The Events on the Road to Emmaus have always been seen as a description of the parts of the Holy Mass. The first part of the disciples’ journey is comparable to the first half of the Mass, the Liturgy of the Word. Through the bible readings, the first and second reading, the responsorial psalm, the Gospel and the sermon or homily, Christ the living Lord becomes spiritually present in our midst and teaches us, if we prayerfully listen, how to recognize Him. Jesus “walks” with us and opens our minds to the truths of the scriptures which point to Him as the true God still really and truly among us.
The Liturgy of the Eucharist, the second half of the Mass, is Jesus coming and staying with us, not just spiritually, but substantially, in His True Risen body. This occurs through the power of the priesthood He Himself instituted on Holy Thursday. In, through and with the person of the priest, Jesus again takes the bread, blesses and breaks it and says, “This Is MY Body!” And when Jesus-God says, “It is,” then literally it becomes, It is.
And so, if we have listen attentively to Jesus words in Sacred Scripture, we too will recognize Jesus, His risen body, His whole self, in the breaking of the bread…This is my Body…This is my blood. And if we have recognized Him and His risen body truly present in the Eucharist through the eyes of faith, our eyes are open as well to “recognize Jesus.”.
Before this great “Mystery of our Faith,” in which Jesus comes to us and gives Himself to us in Holy Communion, Our response can only be, like the disciples, to fall on our knees before our Lord and Our God and ask Him to, “Stay with us,” by adore Him and offering ourselves to Him in Return. In this we ask Him to, “Stay with us,” so that our Communion with Him the Holy Eucharist may bear the fruit of our becoming one with Him in a union of Love.

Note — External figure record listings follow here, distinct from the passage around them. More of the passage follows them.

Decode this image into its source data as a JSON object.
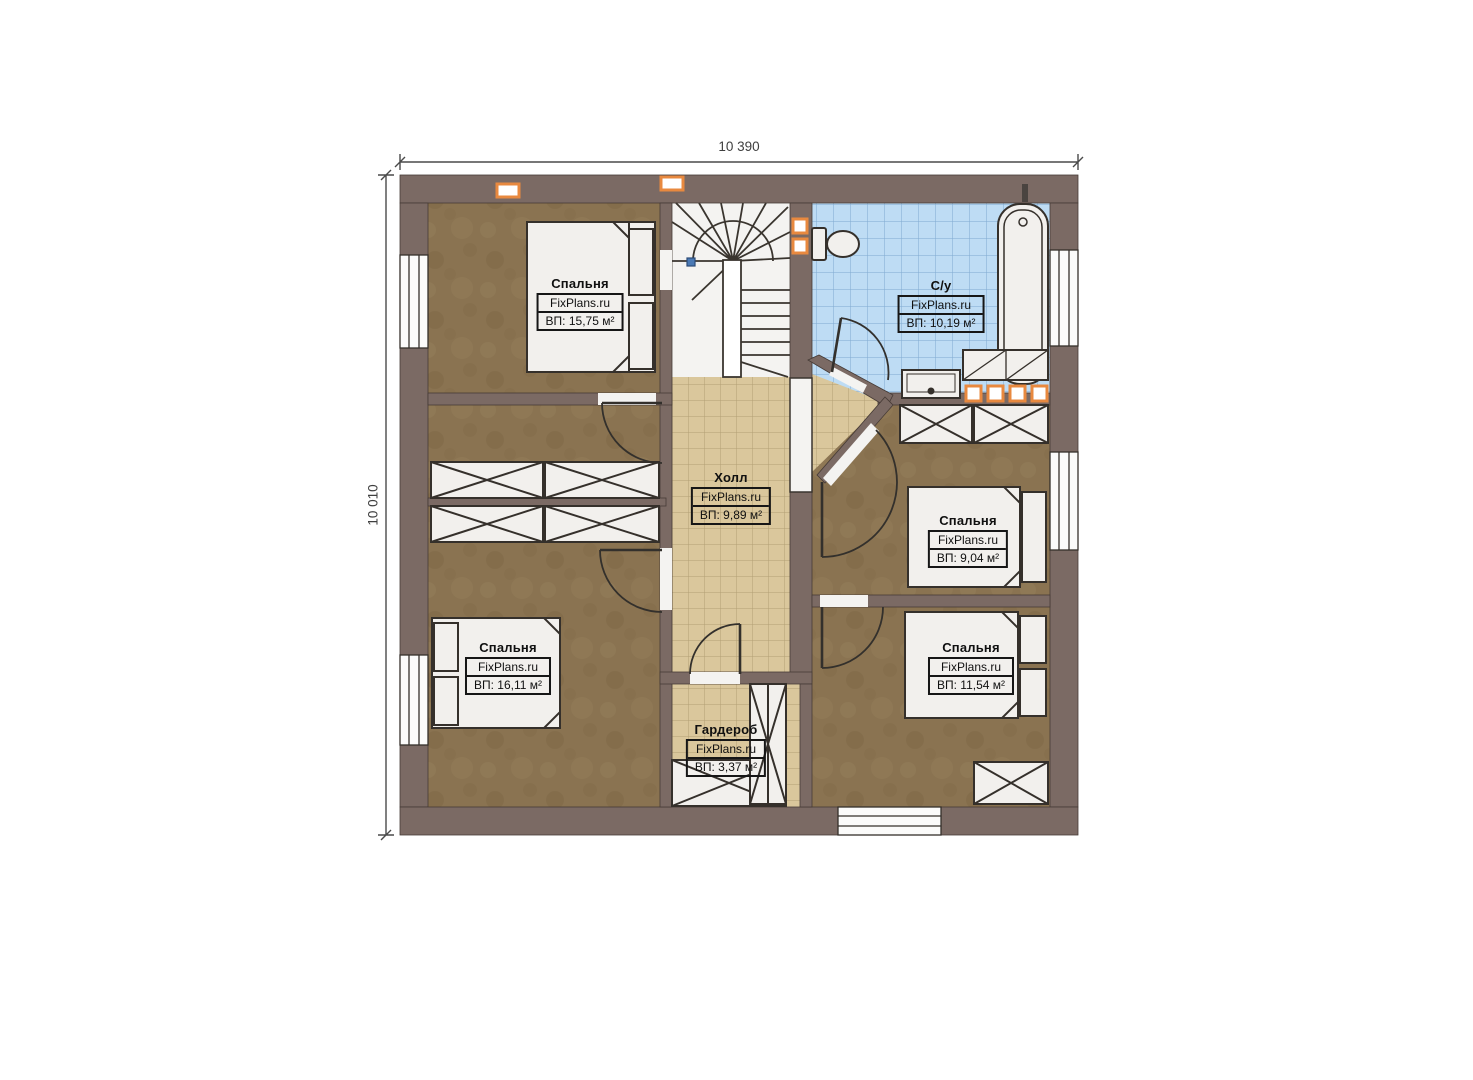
{
  "plan": {
    "dimensions": {
      "width": "10 390",
      "height": "10 010"
    },
    "rooms": [
      {
        "name": "Спальня",
        "brand": "FixPlans.ru",
        "area": "ВП: 15,75 м²"
      },
      {
        "name": "С/у",
        "brand": "FixPlans.ru",
        "area": "ВП: 10,19 м²"
      },
      {
        "name": "Холл",
        "brand": "FixPlans.ru",
        "area": "ВП: 9,89 м²"
      },
      {
        "name": "Спальня",
        "brand": "FixPlans.ru",
        "area": "ВП: 9,04 м²"
      },
      {
        "name": "Спальня",
        "brand": "FixPlans.ru",
        "area": "ВП: 11,54 м²"
      },
      {
        "name": "Спальня",
        "brand": "FixPlans.ru",
        "area": "ВП: 16,11 м²"
      },
      {
        "name": "Гардероб",
        "brand": "FixPlans.ru",
        "area": "ВП: 3,37 м²"
      }
    ],
    "colors": {
      "wall": "#7b6a64",
      "bedroom_floor": "#8a7351",
      "hall_floor": "#dac79c",
      "bathroom_floor": "#bedcf4",
      "accent": "#e8893f",
      "stairs_marker": "#4a79b5"
    }
  }
}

With our faith and adoration of the Holy Eucharist, Jesus and the power of His sacrifice and resurrection, which is the power of love, will enter into our lives through our Sacred communion with Him. as we partake of this His risen body and blood in the breaking of the bread, which is the Holy Sacrifice of the Mass, we will become one with Him, our hearts will “Burn with Him, our wounds will be healed, our hope restored
The Eucharist has the power to heal us and transform us into the light of Christ for the entire world—It is the power of the Easter which continues to Renew the whole world. (don’t be deceived, don’t be like the disciples on the Road to Emmaus before they encounter Jesus in the Holy Eucharist—don’t be downcast without faith—You and I have encountered and continue to encounter the Risen Lord. The world is still being renewed by the Holy Eucharist who is-the Risen Lord among us—-the world is not without Hope, but it is up to you and I to bring it Hope by the Eucharist Jesus and His love burning within us. Christus resurrexit! Resurrexit vere! Christ is Risen! He is Truly Risen! And He is truly present in His Risen Body in the Breaking of the Bread, which is the Holy Sacrifice of the Mass!
Let us turn to the Mother of God for Help.
Dear Blessed Mother, Mother of Mercy—Mother of the Holy Eucharist, help us, like the disciples on the road to Emmaus that first Easter morning, come to know infallibly that God is not dead but lives and desires to enter into our lives through the Sacraments of the Church, especially through the Most Blessed of all Sacraments.. Help us like those disciples come to know intimately Jesus, through the “the Breaking of the Bread,” the Holy Mass, and to fall on our knees and adore and love Him truly present there by offering Him, through You, all that we have and all that we are. Totus Tuus Mary, I am totally yours. Amen.